O drama dos pescadores de Icapuí é o mesmo que aperta o coração de Givaldo Batista dos Santos, da localidade de Sítio do Conde (BA), nas proximidades da divisa com Sergipe. O óleo invadiu a costa da região há mais de um mês, provocando queda de 100% na produção de caranguejo, peixe e camarão, que chegava a 2 toneladas na semana.
“Antes, a gente vendia tudo, mas agora os clientes não querem comprar, assim como não querem sequer pisar na areia da praia. As pessoas estão com medo e nós estamos em estado de calamidade. A situação é precária”, conta o pescador, que atua no ramo há 12 anos.
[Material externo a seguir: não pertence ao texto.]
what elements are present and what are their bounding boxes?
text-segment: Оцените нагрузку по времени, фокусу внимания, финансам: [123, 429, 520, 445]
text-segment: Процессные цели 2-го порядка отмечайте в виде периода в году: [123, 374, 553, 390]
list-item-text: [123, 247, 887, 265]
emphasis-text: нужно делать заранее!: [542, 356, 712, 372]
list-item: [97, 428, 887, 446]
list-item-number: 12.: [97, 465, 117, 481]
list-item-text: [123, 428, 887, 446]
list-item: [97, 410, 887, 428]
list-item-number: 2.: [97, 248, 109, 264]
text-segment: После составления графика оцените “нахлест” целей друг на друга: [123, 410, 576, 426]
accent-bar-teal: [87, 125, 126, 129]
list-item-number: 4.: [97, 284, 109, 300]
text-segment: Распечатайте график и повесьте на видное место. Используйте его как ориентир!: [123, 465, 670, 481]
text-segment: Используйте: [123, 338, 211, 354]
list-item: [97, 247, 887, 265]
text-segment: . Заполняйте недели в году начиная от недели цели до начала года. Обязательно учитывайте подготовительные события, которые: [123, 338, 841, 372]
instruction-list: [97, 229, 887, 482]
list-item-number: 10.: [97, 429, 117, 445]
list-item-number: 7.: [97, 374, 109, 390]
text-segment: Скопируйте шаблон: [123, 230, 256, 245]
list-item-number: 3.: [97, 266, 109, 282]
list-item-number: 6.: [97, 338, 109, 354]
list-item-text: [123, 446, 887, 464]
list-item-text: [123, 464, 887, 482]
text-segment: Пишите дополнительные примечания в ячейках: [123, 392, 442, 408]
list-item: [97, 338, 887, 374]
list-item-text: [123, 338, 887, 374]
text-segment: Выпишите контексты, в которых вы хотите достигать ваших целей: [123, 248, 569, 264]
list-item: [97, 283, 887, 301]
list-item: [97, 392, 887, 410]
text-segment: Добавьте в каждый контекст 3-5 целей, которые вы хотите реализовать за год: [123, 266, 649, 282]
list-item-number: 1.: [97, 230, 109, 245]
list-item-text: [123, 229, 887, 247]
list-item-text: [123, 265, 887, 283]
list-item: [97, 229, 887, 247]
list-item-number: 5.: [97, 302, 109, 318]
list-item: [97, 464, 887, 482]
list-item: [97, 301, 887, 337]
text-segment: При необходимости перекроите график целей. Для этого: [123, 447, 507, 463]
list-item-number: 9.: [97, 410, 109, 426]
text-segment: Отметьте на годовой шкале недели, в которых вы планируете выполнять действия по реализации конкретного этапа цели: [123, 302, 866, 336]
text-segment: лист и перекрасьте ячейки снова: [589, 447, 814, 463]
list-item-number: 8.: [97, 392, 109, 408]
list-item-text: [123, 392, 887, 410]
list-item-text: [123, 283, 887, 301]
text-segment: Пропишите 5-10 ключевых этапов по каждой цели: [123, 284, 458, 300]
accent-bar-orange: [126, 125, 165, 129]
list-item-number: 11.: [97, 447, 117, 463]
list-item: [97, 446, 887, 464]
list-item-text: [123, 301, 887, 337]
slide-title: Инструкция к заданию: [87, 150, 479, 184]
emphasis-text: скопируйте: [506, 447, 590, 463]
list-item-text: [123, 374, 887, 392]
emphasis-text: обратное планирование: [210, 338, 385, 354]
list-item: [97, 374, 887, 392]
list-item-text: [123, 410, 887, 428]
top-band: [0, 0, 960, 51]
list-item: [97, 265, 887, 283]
Santos afirma que o desastre provocou também um movimento de aluguel dos espaços das peixarias, que agora perderam o sentido em meio à queda do comércio de mariscos.
“Quando eu chego na praia, nas vilas de pescador, a vontade é de chorar, com as marisqueiras reclamando de um lado e os pescadores do outro. E você chora porque ninguém tem de onde tirar o pão pra comer. Estamos comendo o peixe do mar porque não temos dinheiro pra comprar outra coisa. Eu me sinto humilhado, desgraçado”, desabafa Santos, acrescentando que ainda não recebeu ajuda governamental.
“Já era pra ter chegado pelo menos uma cesta básica aqui pra esse povo, mas, até agora, nada. Estamos vivendo de conversa”, reclama.
Governo
Presidente da República em exercício, Davi Alcolumbre (DEM) anunciou, nesta quinta (24), a edição de decreto que prevê a extensão do seguro-defeso a pescadores do Nordeste por um período de mais dois meses este ano. O texto ainda não foi publicado pelo democrata, que visitou nesta data os estados de Alagoas e Sergipe para acompanhar a situação do litoral após o vazamento.
Projetos de Lei
A tragédia relacionada ao vazamento provocou a apresentação, na Câmara dos Deputados, de uma proposta que garante a concessão temporária de seguro-desemprego para pescadores artesanais em situações de dano ambiental, como é o caso do drama que atinge o Nordeste.
De iniciativa da bancada do PCdoB, o texto fixa o valor em um salário mínimo ao mês, com tempo de duração a ser regulamentado após a eventual aprovação da medida, que tramita desde quarta-feira (23) como Projeto de Lei (PL) 5626/2019.
A proposta altera a Lei nº 10.779/2003, que dispõe sobre a concessão de seguros para pescadores, para considerar as tragédias ambientais como excepcionalidades.
“É preciso que a gente dê a eles a condição de ter uma sobrevivência que não se afete tão fortemente por conta da paralisação das atividades de trabalho deles. Então, é uma coisa pontual, episódica”, explica o deputado Márcio Jerry (PCdoB-MA).
Opositor da gestão Bolsonaro, ele aponta que o PL seria também uma via para tentar obrigar o Poder Executivo a amparar de forma mais efetiva os trabalhadores da pesca artesanal diante do caso.
“Ele visa corrigir algo que tem a ver com a negligência do governo federal, que não se interessou concretamente com a repercussão [dos danos] no meio ambiente e tampouco se preocupou com a repercussão na vida dos pescadores do Nordeste”, critica.
Um dos vice-líderes da bancada do PCdoB na Câmara, Jerry afirma que o próximo passo do grupo é uma articulação junto à mesa diretora da Casa para tentar dar ao PL um regime de tramitação de urgência. O movimento tem sido conduzido pelo líder da bancada, Daniel Almeida (BA).
Uma iniciativa semelhante partiu na bancada do PT, que protocolou, nesta quinta (24), o PL 5689/2019 para criar um novo seguro-defeso de caráter excepcional e voltado a pescadores do Nordeste. A proposta, também no valor de um salário mínimo, destina-se especificamente à concessão do benefício para trabalhadores atingidos pelo vazamento de óleo.